Membicarakan Iran setelah Revolusi Islam 1989 adalah membicarakan sebuah negara yang berubah drastis dan radikal, khususnya dalam sistem sosial politiknya. Pasca Revolusi, Iran menjadi negara yang berbeda dengan sebelumnya ketika masih diperintah oleh Rezim Shah. Jika Rezim Shah merupakan “kawan dekat” Washington dengan berbagai proyek investasi dan neoliberalismenya di Iran pada masa lalu, maka Iran pasca Revolusi membaliknya seratus delapan puluh derajat. Iran sejak Revolusi Islam sampai sekarang menjelma menjadi negara yang sangat menakutkan bagi Amerika Serikat dan dunia Barat pada umumnya di Timur Tengah. Sejak runtuhnya Rezim Shah, investor – investor asing dan korporasi – korporasi multinasional Amerika dan Barat yang sempat memetik keuntungan berlipat – lipat akibat eksploitasi sumber kekayaan alam Iran kemudian diusir keluar dengan dispensasi US$ 30 juta. Setelah itu korporasi – korporasi tersebut dinasionalisasi dan dikelola oleh pemerintahan baru untuk kepentingan rakyat Iran sendiri.
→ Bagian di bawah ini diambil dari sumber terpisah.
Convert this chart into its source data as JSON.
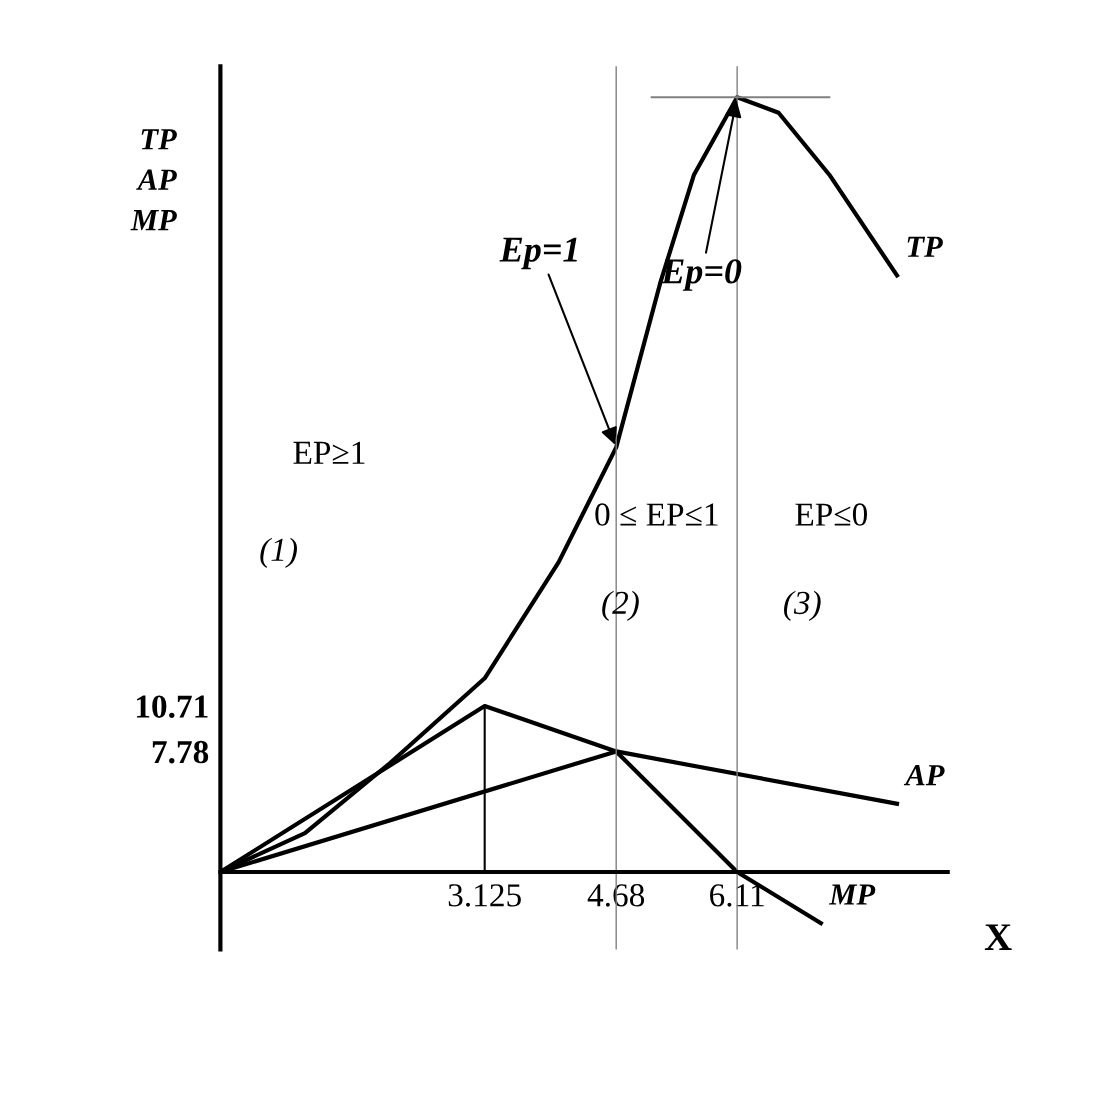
{
  "chart_data": {
    "type": "line",
    "ylabel": "TP\nAP\nMP",
    "xlabel": "X",
    "xlim": [
      0,
      8.6
    ],
    "ylim": [
      -5,
      52
    ],
    "xticks": [
      3.125,
      4.68,
      6.11
    ],
    "yticks": [
      10.71,
      7.78
    ],
    "series": [
      {
        "name": "TP",
        "color": "#000000",
        "x": [
          0,
          1,
          2,
          3.125,
          4,
          4.68,
          5.2,
          5.6,
          6.11,
          6.6,
          7.2,
          8
        ],
        "values": [
          0,
          2.5,
          7,
          12.5,
          20,
          27.4,
          38,
          45,
          50,
          49,
          45,
          38.5
        ]
      },
      {
        "name": "AP",
        "color": "#000000",
        "x": [
          0,
          4.68,
          8
        ],
        "values": [
          0,
          7.78,
          4.4
        ]
      },
      {
        "name": "MP",
        "color": "#000000",
        "x": [
          0,
          3.125,
          4.68,
          6.11,
          7.1
        ],
        "values": [
          0,
          10.71,
          7.78,
          0,
          -3.3
        ]
      },
      {
        "color": "#000000",
        "x": [
          3.125,
          3.125
        ],
        "values": [
          0,
          10.71
        ]
      },
      {
        "color": "#808080",
        "x": [
          5.1,
          7.2
        ],
        "values": [
          50,
          50
        ]
      }
    ],
    "ref_lines": [
      {
        "axis": "x",
        "value": 4.68,
        "color": "#808080"
      },
      {
        "axis": "x",
        "value": 6.11,
        "color": "#808080"
      }
    ],
    "annotations": [
      {
        "text": "Ep=1",
        "x": 4.68,
        "y": 27.4
      },
      {
        "text": "Ep=0",
        "x": 6.11,
        "y": 50
      },
      "EP≥1",
      "(1)",
      "0 ≤ EP≤1",
      "(2)",
      "EP≤0",
      "(3)"
    ],
    "grid": false,
    "legend": false
  }
}
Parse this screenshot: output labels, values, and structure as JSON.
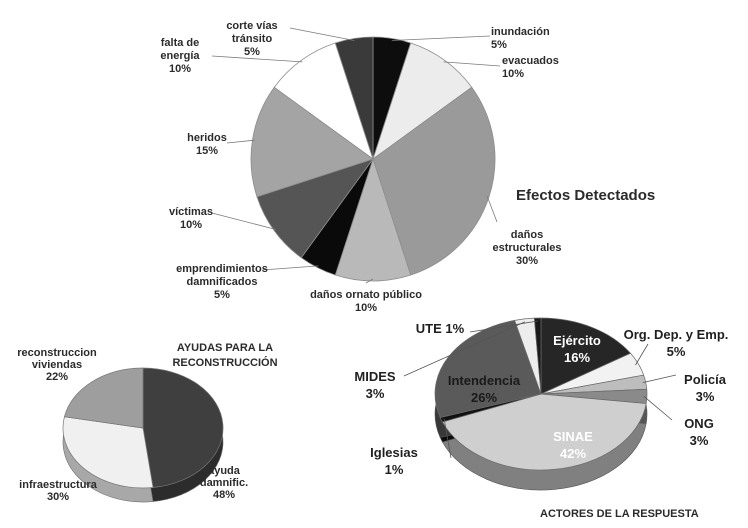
{
  "chart_data": [
    {
      "type": "pie",
      "title": "Efectos Detectados",
      "slices": [
        {
          "label": "inundación",
          "value": 5,
          "display": "5%",
          "color": "#0d0d0d"
        },
        {
          "label": "evacuados",
          "value": 10,
          "display": "10%",
          "color": "#ececec"
        },
        {
          "label": "daños estructurales",
          "value": 30,
          "display": "30%",
          "color": "#9a9a9a"
        },
        {
          "label": "daños ornato público",
          "value": 10,
          "display": "10%",
          "color": "#b9b9b9"
        },
        {
          "label": "emprendimientos damnificados",
          "value": 5,
          "display": "5%",
          "color": "#0a0a0a"
        },
        {
          "label": "víctimas",
          "value": 10,
          "display": "10%",
          "color": "#555555"
        },
        {
          "label": "heridos",
          "value": 15,
          "display": "15%",
          "color": "#a4a4a4"
        },
        {
          "label": "falta de energía",
          "value": 10,
          "display": "10%",
          "color": "#ffffff"
        },
        {
          "label": "corte vías tránsito",
          "value": 5,
          "display": "5%",
          "color": "#3a3a3a"
        }
      ],
      "label_lines": {
        "inundación": [
          "inundación"
        ],
        "evacuados": [
          "evacuados"
        ],
        "daños estructurales": [
          "daños",
          "estructurales"
        ],
        "daños ornato público": [
          "daños ornato público"
        ],
        "emprendimientos damnificados": [
          "emprendimientos",
          "damnificados"
        ],
        "víctimas": [
          "víctimas"
        ],
        "heridos": [
          "heridos"
        ],
        "falta de energía": [
          "falta de",
          "energía"
        ],
        "corte vías tránsito": [
          "corte vías",
          "tránsito"
        ]
      }
    },
    {
      "type": "pie",
      "title": "AYUDAS PARA LA RECONSTRUCCIÓN",
      "title_lines": [
        "AYUDAS PARA LA",
        "RECONSTRUCCIÓN"
      ],
      "slices": [
        {
          "label": "ayuda damnific.",
          "value": 48,
          "display": "48%",
          "color": "#3f3f3f"
        },
        {
          "label": "infraestructura",
          "value": 30,
          "display": "30%",
          "color": "#f0f0f0"
        },
        {
          "label": "reconstruccion viviendas",
          "value": 22,
          "display": "22%",
          "color": "#9e9e9e"
        }
      ],
      "label_lines": {
        "ayuda damnific.": [
          "ayuda",
          "damnific."
        ],
        "infraestructura": [
          "infraestructura"
        ],
        "reconstruccion viviendas": [
          "reconstruccion",
          "viviendas"
        ]
      }
    },
    {
      "type": "pie",
      "title": "ACTORES DE LA RESPUESTA",
      "slices": [
        {
          "label": "Ejército",
          "value": 16,
          "display": "16%",
          "color": "#262626"
        },
        {
          "label": "Org. Dep. y Emp.",
          "value": 5,
          "display": "5%",
          "color": "#f2f2f2"
        },
        {
          "label": "Policía",
          "value": 3,
          "display": "3%",
          "color": "#bdbdbd"
        },
        {
          "label": "ONG",
          "value": 3,
          "display": "3%",
          "color": "#8a8a8a"
        },
        {
          "label": "SINAE",
          "value": 42,
          "display": "42%",
          "color": "#cfcfcf"
        },
        {
          "label": "Iglesias",
          "value": 1,
          "display": "1%",
          "color": "#111111"
        },
        {
          "label": "Intendencia",
          "value": 26,
          "display": "26%",
          "color": "#5a5a5a"
        },
        {
          "label": "MIDES",
          "value": 3,
          "display": "3%",
          "color": "#ededed"
        },
        {
          "label": "UTE",
          "value": 1,
          "display": "1%",
          "color": "#1a1a1a"
        }
      ]
    }
  ]
}
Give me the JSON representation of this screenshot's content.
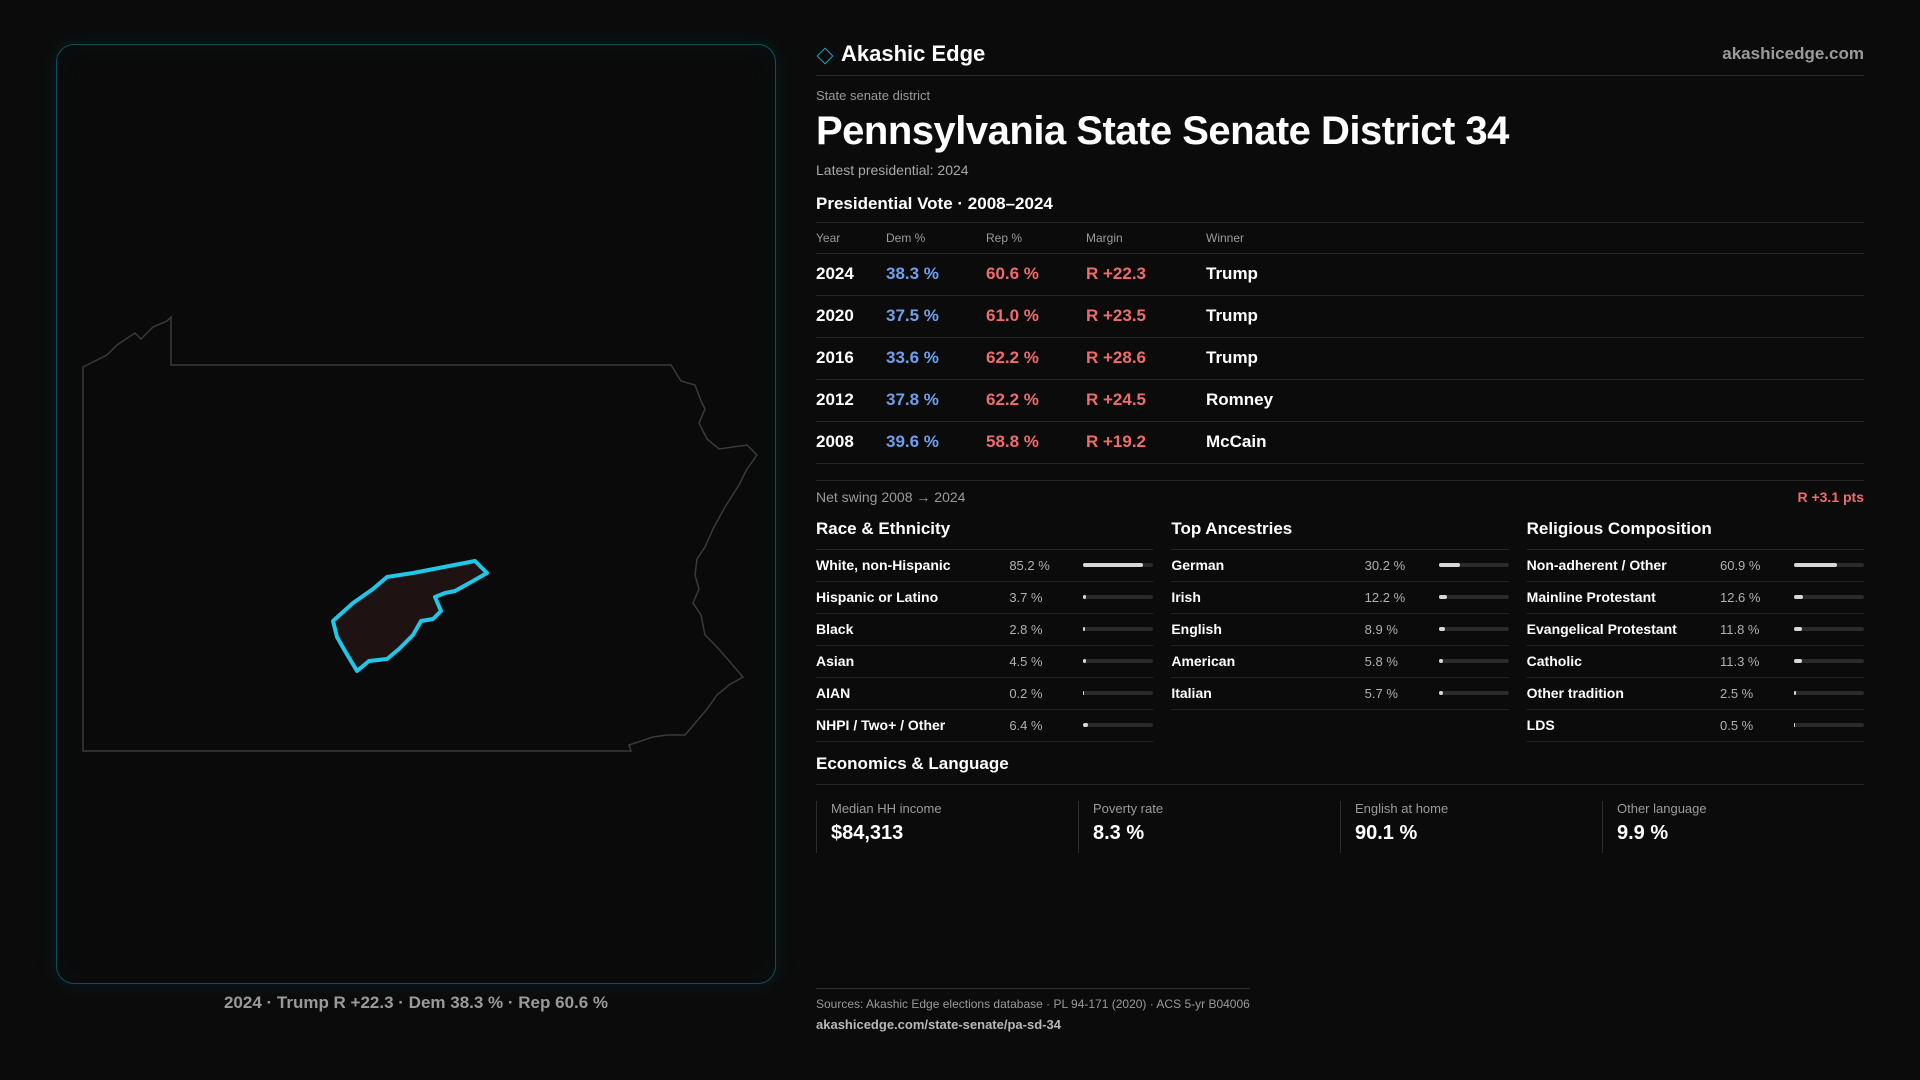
{
  "brand": {
    "name": "Akashic Edge",
    "url": "akashicedge.com",
    "accent": "#1aa8c0"
  },
  "kicker": "State senate district",
  "title": "Pennsylvania State Senate District 34",
  "latest": "Latest presidential: 2024",
  "presidential": {
    "title": "Presidential Vote · 2008–2024",
    "headers": {
      "year": "Year",
      "dem": "Dem %",
      "rep": "Rep %",
      "margin": "Margin",
      "winner": "Winner"
    },
    "rows": [
      {
        "year": "2024",
        "dem": "38.3 %",
        "rep": "60.6 %",
        "margin": "R +22.3",
        "winner": "Trump"
      },
      {
        "year": "2020",
        "dem": "37.5 %",
        "rep": "61.0 %",
        "margin": "R +23.5",
        "winner": "Trump"
      },
      {
        "year": "2016",
        "dem": "33.6 %",
        "rep": "62.2 %",
        "margin": "R +28.6",
        "winner": "Trump"
      },
      {
        "year": "2012",
        "dem": "37.8 %",
        "rep": "62.2 %",
        "margin": "R +24.5",
        "winner": "Romney"
      },
      {
        "year": "2008",
        "dem": "39.6 %",
        "rep": "58.8 %",
        "margin": "R +19.2",
        "winner": "McCain"
      }
    ],
    "colors": {
      "dem": "#6fa0ee",
      "rep": "#ee6c6c"
    }
  },
  "swing": {
    "label": "Net swing 2008 → 2024",
    "value": "R +3.1 pts"
  },
  "race": {
    "title": "Race & Ethnicity",
    "rows": [
      {
        "label": "White, non-Hispanic",
        "value": "85.2 %",
        "pct": 85.2
      },
      {
        "label": "Hispanic or Latino",
        "value": "3.7 %",
        "pct": 3.7
      },
      {
        "label": "Black",
        "value": "2.8 %",
        "pct": 2.8
      },
      {
        "label": "Asian",
        "value": "4.5 %",
        "pct": 4.5
      },
      {
        "label": "AIAN",
        "value": "0.2 %",
        "pct": 0.2
      },
      {
        "label": "NHPI / Two+ / Other",
        "value": "6.4 %",
        "pct": 6.4
      }
    ]
  },
  "ancestry": {
    "title": "Top Ancestries",
    "rows": [
      {
        "label": "German",
        "value": "30.2 %",
        "pct": 30.2
      },
      {
        "label": "Irish",
        "value": "12.2 %",
        "pct": 12.2
      },
      {
        "label": "English",
        "value": "8.9 %",
        "pct": 8.9
      },
      {
        "label": "American",
        "value": "5.8 %",
        "pct": 5.8
      },
      {
        "label": "Italian",
        "value": "5.7 %",
        "pct": 5.7
      }
    ]
  },
  "religion": {
    "title": "Religious Composition",
    "rows": [
      {
        "label": "Non-adherent / Other",
        "value": "60.9 %",
        "pct": 60.9
      },
      {
        "label": "Mainline Protestant",
        "value": "12.6 %",
        "pct": 12.6
      },
      {
        "label": "Evangelical Protestant",
        "value": "11.8 %",
        "pct": 11.8
      },
      {
        "label": "Catholic",
        "value": "11.3 %",
        "pct": 11.3
      },
      {
        "label": "Other tradition",
        "value": "2.5 %",
        "pct": 2.5
      },
      {
        "label": "LDS",
        "value": "0.5 %",
        "pct": 0.5
      }
    ]
  },
  "economics": {
    "title": "Economics & Language",
    "cards": [
      {
        "label": "Median HH income",
        "value": "$84,313"
      },
      {
        "label": "Poverty rate",
        "value": "8.3 %"
      },
      {
        "label": "English at home",
        "value": "90.1 %"
      },
      {
        "label": "Other language",
        "value": "9.9 %"
      }
    ]
  },
  "map": {
    "caption": "2024 · Trump R +22.3 · Dem 38.3 % · Rep 60.6 %",
    "district_outline_color": "#1ec8e8",
    "district_fill_color": "#1e1212"
  },
  "sources": {
    "text": "Sources: Akashic Edge elections database · PL 94-171 (2020) · ACS 5-yr B04006",
    "url": "akashicedge.com/state-senate/pa-sd-34"
  }
}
Tindakan seperti itu jelas sangat menyinggung Amerika Serikat dan Barat yang sangat menentang intervensi negar dalam perekonomian, yang membuat akses mereka untuk sumber daya alam minyak Iran yang kaya menjadi terhambat. Iranpun kemudian menjadi lebih radikal lagi, khususnya terhadap Amerika Serikat setelah Pemerintah Washington selalu tidak adil terhadap negara – negara Timur Tengah. Kehadiran Israel di tanah Palestina, intervensinya di Mesir, Turki, Kerajaan Saudi Arabia, Kuwait, dan lain – lain membuat Pemerintah Iran tidak senang.
Itulah sekilas gambaran hubungan luar negeri Iran dengan Amerika Serikat. Dalam beberapa tahun terakhir, isu baru yang kemudian menjadi sangat sentral dalam kelanjutan hubungan kedua negara adalah isu pengembangan teknologi nuklir Iran. Isu ini menjadi sangat kontroversial karena negara – negara maju, dengan komando Amerika Serikat yang pada kenyataannya juga memiliki dan mengembangkan senjata nuklir menjadi pelopor utama penentang Pemerintah Iran yang tetap pada sikapnya dalam pengembangan teknologi nuklir tersebut.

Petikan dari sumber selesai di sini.